The Free Will Baptist Church at Lola, on Cedar Island, N.C.

The little communities that are strung out along U.S. Highway 70 for 40 miles from Beaufort to Cedar Island — Otway, Harker's Island, Gloucester, Straits, Marshallburg, Davis, Williston, Stacy, Sea Level, and Atlantic — are unincorporated. There are a few grocery stores and gas stations down there, but not much else in the way of commerce and shopping.

At Cedar Island. Because buildings are built of wood,
and violent storms hit the area frequently, there aren't
very many really old buildings in rural Carteret County, N.C.


The people Down East are currently fighting a battle against development. They know that if they don't do something now to preserve their culture and environment, they will quickly be overrun. Carteret County has turned into a big retirement area, and McMansions are being built all along the shoreline at lightning speed.

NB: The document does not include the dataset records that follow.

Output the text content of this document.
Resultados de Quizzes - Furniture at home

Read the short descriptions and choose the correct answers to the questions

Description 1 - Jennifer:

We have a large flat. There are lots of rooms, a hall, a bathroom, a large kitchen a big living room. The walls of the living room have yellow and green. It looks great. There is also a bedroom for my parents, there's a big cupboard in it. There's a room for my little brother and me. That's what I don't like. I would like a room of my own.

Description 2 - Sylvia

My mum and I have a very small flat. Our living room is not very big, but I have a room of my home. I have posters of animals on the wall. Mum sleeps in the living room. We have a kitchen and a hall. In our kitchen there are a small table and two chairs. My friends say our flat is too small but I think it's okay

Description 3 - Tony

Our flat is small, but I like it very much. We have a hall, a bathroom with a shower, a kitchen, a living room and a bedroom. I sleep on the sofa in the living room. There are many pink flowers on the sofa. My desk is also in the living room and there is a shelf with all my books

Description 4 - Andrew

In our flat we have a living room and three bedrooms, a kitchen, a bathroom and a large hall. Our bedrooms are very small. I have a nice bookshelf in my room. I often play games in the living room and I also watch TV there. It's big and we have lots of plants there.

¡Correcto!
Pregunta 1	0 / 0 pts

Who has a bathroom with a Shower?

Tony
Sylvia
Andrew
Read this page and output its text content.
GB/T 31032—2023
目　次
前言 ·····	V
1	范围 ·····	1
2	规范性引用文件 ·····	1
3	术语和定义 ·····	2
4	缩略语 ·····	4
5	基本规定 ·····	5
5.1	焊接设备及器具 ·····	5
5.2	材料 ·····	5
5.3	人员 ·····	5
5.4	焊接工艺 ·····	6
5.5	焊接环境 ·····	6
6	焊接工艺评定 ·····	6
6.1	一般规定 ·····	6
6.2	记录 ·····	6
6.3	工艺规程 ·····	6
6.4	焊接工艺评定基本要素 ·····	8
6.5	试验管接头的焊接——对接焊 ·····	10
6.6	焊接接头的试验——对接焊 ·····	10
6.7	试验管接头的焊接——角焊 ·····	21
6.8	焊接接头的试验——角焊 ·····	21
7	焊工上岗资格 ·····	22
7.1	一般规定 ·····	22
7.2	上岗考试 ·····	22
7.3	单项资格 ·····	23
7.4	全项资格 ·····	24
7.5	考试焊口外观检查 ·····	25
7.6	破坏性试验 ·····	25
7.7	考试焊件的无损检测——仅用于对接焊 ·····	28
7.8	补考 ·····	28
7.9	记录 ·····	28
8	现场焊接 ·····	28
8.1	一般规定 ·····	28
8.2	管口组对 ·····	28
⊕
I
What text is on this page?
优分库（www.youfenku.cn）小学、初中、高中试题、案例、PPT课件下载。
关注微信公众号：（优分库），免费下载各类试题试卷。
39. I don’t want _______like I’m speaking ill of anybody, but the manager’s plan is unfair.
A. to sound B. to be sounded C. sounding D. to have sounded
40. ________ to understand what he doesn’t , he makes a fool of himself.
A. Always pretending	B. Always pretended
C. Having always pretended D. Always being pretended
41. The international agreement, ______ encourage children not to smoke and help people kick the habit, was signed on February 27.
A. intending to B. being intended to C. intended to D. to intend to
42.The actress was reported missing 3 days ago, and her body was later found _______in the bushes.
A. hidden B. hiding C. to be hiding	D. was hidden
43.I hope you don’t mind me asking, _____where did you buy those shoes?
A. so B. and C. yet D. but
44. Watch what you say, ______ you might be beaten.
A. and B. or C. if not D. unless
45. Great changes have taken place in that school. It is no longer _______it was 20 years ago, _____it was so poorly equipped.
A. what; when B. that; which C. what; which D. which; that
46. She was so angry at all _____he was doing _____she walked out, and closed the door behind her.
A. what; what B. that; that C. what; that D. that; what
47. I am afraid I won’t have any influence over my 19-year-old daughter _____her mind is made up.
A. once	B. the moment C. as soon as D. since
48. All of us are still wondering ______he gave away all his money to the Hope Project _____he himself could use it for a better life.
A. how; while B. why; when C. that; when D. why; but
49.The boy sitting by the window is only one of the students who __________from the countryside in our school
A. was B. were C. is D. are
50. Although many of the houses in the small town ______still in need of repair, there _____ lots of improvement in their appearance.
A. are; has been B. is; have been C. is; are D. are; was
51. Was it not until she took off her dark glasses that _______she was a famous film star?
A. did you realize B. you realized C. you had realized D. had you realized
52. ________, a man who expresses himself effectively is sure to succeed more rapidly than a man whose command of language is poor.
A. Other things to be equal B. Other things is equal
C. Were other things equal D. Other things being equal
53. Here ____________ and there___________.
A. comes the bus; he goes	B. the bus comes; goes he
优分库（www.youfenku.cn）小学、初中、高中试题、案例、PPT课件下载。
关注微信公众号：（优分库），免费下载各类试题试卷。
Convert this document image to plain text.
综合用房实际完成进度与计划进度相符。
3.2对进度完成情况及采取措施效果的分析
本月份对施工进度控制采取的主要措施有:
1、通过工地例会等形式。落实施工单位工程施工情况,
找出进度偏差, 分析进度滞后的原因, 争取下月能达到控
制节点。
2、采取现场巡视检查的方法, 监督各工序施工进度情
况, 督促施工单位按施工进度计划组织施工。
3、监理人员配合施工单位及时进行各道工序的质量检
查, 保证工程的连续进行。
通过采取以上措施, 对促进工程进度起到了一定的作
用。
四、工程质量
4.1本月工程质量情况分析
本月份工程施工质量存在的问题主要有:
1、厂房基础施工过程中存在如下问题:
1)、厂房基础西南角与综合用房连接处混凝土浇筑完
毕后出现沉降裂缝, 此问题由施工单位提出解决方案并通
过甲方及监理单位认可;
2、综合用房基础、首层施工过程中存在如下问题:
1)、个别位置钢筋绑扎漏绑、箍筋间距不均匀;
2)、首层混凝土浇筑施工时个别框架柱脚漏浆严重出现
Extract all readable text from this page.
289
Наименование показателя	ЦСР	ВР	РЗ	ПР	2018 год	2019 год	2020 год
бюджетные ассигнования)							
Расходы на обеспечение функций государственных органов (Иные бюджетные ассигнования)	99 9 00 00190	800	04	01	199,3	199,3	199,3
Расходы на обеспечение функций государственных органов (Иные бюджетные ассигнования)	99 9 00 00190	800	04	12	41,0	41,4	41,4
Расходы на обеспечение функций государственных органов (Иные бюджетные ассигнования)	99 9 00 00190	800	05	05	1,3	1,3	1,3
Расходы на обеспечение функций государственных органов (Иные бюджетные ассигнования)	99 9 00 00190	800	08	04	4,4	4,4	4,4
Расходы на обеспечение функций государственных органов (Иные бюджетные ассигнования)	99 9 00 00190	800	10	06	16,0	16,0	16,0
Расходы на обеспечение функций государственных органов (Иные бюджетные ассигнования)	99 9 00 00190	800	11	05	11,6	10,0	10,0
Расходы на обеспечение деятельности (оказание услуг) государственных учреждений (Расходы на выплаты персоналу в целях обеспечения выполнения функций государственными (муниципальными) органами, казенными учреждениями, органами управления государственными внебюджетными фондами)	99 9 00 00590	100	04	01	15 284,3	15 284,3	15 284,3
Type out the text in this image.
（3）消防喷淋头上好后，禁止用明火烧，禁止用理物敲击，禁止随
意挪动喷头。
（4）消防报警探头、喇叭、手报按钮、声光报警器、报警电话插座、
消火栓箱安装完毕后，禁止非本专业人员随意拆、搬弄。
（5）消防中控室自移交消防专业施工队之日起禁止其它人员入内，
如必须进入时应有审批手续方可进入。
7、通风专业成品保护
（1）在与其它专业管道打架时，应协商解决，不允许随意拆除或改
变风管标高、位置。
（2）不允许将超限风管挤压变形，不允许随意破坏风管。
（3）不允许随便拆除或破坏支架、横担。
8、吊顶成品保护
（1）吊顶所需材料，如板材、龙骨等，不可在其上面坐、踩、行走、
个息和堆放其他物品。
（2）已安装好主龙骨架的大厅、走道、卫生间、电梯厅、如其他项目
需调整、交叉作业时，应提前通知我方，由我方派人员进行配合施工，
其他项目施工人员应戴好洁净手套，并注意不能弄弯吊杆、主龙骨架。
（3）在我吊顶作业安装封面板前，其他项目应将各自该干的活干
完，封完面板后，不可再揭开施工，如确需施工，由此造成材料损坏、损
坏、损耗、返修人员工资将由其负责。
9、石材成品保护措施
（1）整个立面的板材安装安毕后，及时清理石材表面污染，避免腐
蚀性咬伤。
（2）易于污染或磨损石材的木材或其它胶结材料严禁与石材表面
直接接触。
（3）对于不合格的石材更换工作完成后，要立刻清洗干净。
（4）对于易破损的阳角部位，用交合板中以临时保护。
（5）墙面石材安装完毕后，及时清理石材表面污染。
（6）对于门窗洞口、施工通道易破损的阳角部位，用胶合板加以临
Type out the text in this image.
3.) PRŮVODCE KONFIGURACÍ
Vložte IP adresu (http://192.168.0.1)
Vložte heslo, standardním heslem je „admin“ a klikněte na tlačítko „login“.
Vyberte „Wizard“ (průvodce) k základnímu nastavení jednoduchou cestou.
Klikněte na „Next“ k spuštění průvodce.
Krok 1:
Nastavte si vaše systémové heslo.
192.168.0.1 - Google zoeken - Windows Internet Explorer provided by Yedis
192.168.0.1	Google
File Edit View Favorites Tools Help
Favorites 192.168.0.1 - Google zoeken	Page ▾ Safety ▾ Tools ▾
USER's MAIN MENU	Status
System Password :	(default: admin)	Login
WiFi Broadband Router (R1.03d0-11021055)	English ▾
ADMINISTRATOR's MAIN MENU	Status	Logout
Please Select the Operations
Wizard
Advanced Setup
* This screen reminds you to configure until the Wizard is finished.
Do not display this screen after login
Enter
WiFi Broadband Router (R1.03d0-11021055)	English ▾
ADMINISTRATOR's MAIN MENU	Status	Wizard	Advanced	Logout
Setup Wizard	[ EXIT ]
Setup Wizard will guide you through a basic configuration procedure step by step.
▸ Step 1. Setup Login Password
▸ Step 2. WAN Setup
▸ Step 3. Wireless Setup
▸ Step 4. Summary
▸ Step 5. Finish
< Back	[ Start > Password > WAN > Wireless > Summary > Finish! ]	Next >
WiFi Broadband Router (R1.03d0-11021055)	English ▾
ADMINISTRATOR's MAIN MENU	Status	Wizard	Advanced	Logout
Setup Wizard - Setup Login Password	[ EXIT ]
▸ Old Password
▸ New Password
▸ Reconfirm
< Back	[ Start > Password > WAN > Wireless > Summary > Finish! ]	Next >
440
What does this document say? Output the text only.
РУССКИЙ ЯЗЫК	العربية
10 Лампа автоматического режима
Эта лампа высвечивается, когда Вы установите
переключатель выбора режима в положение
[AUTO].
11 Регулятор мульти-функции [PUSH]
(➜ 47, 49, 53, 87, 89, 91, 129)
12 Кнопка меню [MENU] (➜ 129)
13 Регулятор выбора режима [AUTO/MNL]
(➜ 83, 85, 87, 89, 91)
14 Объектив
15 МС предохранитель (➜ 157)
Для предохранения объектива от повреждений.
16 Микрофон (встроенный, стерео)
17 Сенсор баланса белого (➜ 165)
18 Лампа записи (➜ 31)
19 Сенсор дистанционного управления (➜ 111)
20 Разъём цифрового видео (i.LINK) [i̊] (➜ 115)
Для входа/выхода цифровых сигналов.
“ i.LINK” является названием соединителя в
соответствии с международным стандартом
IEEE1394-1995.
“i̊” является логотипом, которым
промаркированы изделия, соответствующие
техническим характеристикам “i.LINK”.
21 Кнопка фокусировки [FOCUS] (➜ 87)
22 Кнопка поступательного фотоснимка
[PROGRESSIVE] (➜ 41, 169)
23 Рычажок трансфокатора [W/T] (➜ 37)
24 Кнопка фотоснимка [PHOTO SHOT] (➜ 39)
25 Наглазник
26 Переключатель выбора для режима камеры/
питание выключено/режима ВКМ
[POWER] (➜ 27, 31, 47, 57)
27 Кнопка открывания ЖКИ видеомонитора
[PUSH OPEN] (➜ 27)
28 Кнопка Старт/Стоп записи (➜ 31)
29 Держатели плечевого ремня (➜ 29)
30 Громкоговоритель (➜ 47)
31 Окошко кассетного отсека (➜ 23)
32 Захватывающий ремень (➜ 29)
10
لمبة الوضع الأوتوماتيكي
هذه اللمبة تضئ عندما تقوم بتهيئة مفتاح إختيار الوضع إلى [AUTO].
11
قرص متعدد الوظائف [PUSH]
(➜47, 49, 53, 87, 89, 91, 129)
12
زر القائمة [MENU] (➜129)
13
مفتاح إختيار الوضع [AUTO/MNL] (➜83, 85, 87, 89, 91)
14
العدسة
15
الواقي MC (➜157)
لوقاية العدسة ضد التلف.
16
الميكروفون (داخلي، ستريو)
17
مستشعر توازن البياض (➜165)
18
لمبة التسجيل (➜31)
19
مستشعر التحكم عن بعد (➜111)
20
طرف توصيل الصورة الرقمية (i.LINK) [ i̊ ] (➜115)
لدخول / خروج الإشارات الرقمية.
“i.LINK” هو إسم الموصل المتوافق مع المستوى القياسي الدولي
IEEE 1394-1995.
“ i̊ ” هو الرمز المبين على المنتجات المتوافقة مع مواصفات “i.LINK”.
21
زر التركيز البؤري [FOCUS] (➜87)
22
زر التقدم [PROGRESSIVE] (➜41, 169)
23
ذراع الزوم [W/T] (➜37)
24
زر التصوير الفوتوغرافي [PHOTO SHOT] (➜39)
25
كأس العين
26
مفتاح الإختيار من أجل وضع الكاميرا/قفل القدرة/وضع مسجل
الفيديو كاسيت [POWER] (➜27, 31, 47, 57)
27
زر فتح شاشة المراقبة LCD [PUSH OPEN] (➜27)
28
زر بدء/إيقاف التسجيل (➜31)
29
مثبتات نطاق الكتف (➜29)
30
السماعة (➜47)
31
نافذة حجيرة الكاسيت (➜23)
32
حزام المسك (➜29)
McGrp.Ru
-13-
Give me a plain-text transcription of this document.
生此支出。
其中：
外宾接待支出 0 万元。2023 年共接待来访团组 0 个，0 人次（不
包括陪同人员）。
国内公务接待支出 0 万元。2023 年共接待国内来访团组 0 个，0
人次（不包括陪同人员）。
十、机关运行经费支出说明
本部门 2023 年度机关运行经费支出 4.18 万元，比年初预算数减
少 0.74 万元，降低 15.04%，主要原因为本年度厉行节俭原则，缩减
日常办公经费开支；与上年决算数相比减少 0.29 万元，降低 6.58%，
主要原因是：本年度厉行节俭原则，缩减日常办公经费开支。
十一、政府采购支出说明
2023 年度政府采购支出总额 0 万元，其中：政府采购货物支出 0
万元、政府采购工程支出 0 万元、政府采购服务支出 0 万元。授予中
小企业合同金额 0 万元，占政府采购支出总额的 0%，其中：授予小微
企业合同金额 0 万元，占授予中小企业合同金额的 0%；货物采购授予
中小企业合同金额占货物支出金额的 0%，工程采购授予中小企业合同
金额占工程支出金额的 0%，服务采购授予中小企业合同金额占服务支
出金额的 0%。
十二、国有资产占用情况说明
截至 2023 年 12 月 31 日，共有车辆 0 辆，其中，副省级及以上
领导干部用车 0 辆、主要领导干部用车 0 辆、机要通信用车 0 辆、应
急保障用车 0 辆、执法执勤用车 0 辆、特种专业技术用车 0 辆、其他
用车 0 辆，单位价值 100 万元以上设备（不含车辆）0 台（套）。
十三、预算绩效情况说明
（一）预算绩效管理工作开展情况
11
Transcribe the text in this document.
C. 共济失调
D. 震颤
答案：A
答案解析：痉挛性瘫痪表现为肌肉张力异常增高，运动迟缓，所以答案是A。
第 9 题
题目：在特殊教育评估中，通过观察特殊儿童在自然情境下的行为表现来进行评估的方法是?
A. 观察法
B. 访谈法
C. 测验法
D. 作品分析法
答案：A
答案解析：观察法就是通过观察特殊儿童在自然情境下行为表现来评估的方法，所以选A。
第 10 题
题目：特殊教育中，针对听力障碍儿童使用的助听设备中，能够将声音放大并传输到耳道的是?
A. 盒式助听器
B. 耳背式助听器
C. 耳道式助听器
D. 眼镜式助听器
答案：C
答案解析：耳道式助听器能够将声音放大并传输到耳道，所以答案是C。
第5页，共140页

An old cemetery in Kitty Hawk, N.C., on a rainy day

I think a lot of the people who live Down East are the descendents of New Englanders who made their living by fishing and whaling and who migrated down the U.S. East Coast starting in the 1600s. They had their roots in England and Northern Ireland. Carteret County was pretty isolated from the rest of North Carolina and the U.S. until the 1940s, when the federal government built the two big military bases called Camp Lejeune and Cherry Point nearby.

Also at Kitty Hawk

The old English-sounding brogue that you used to hear spoken around the county, especially on the docks and fishing boats, is rapidly dying out. The locals sound more and more Southern, and less and less old-timey and unique. The wave of immigrant retirees from "up north" that started building in the 1980s has dramatically accelerated that phenomenon.

2 comments:

Evelyn said...

That's an interesting crest on the fwb church. It looks like there are two fish on a heart with a bull or goat on top.

All of our coastline seems to be developed these days, I'm glad I can remember it before the condos came.

Claude said...

When I saw the first cemetery photo, I wondered what was falling from the trees! When it rains, it sure rains!